Antonio Riello per Dagospia
Telegramma in sei punti.
E’ cominciata in Regent’s Park “FRIEZE LONDON”, la fiera dell’arte londinese più attesa ed ambita della capitale britannica (finisce Domenica 15 Ottobre):
1) Dominano le opere che hanno un forte gradiente manuale (ceramica, vetro, ricami, arazzi, tappeti e naturalmente anche pittura e disegno). C’è più ceramica qui comunque che alle sagre di Faenza e di Deruta messe assieme. Colori vivacissimi la fanno da padrone ovunque.
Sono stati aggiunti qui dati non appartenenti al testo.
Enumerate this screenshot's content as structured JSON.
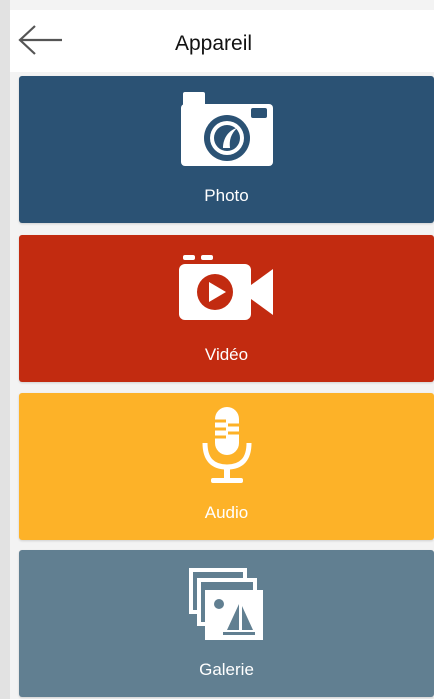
{
  "header": {
    "title": "Appareil",
    "back_icon": "arrow-left-icon"
  },
  "tiles": [
    {
      "label": "Photo",
      "icon": "camera-icon",
      "color": "#2b5274"
    },
    {
      "label": "Vidéo",
      "icon": "video-camera-icon",
      "color": "#c22b10"
    },
    {
      "label": "Audio",
      "icon": "microphone-icon",
      "color": "#fdb228"
    },
    {
      "label": "Galerie",
      "icon": "gallery-icon",
      "color": "#617f91"
    }
  ]
}
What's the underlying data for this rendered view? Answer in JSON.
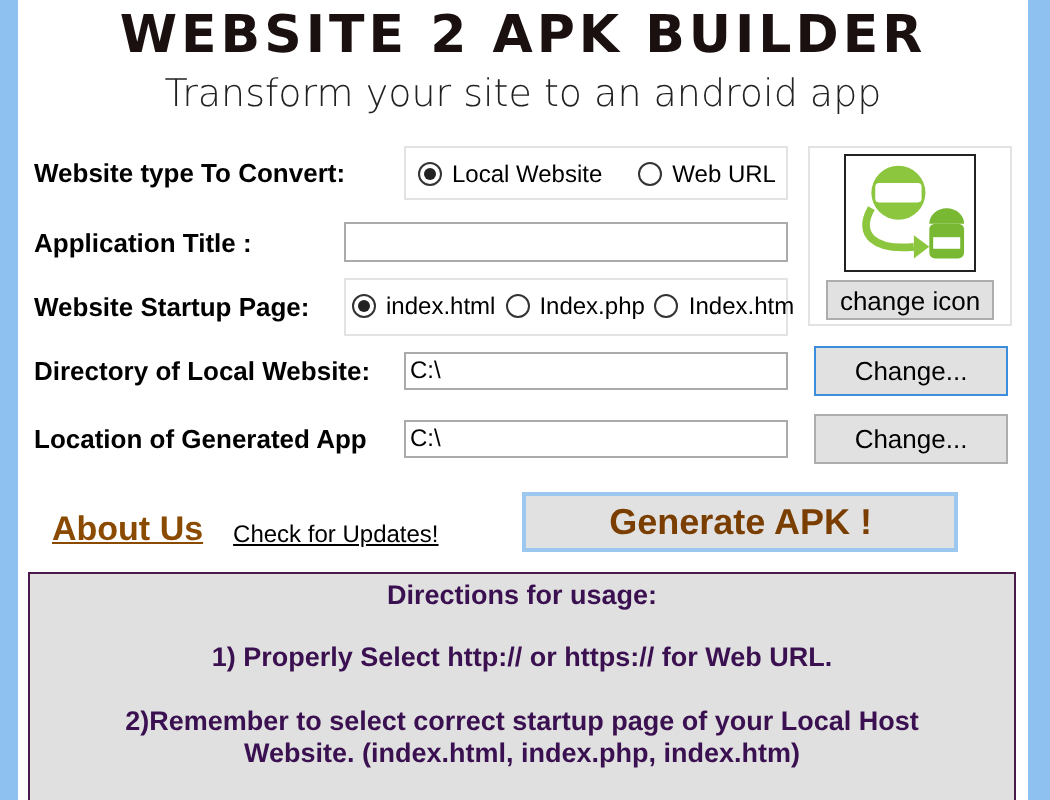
{
  "header": {
    "title": "WEBSITE 2 APK BUILDER",
    "subtitle": "Transform your site to an android app"
  },
  "website_type": {
    "label": "Website type To Convert:",
    "options": [
      {
        "label": "Local Website",
        "selected": true
      },
      {
        "label": "Web URL",
        "selected": false
      }
    ]
  },
  "app_title": {
    "label": "Application Title :"
  },
  "startup_page": {
    "label": "Website Startup Page:",
    "options": [
      {
        "label": "index.html",
        "selected": true
      },
      {
        "label": "Index.php",
        "selected": false
      },
      {
        "label": "Index.htm",
        "selected": false
      }
    ]
  },
  "icon_panel": {
    "button": "change icon"
  },
  "paths": [
    {
      "label": "Directory of Local Website:",
      "value": "C:\\",
      "button": "Change...",
      "focused": true
    },
    {
      "label": "Location of Generated App",
      "value": "C:\\",
      "button": "Change...",
      "focused": false
    }
  ],
  "links": [
    {
      "label": "About Us",
      "kind": "big"
    },
    {
      "label": "Check for Updates!",
      "kind": "small"
    }
  ],
  "generate_button": "Generate APK !",
  "directions": {
    "title": "Directions for usage:",
    "items": [
      "1) Properly Select http:// or https:// for Web URL.",
      "2)Remember to select correct startup page of your Local Host Website.  (index.html, index.php, index.htm)"
    ]
  }
}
Sembra di essere in un nuova era Pop luccicante e vivace, ma questa volta niente “American Way of Life”, i connotati sono vagamente esotici e terzomondisti.
L’Arte digitale/elettronica sembra quasi estinta. L’opera che meglio incarna (tutti assieme) questi trend è “Wooden Wood 44” dell’artista giapponese Yuichi Hirako, esposta in una galleria coreana, è un lavoro molto felice. L’artista più esposto in fiera è in fiera è Yinka Shonibare.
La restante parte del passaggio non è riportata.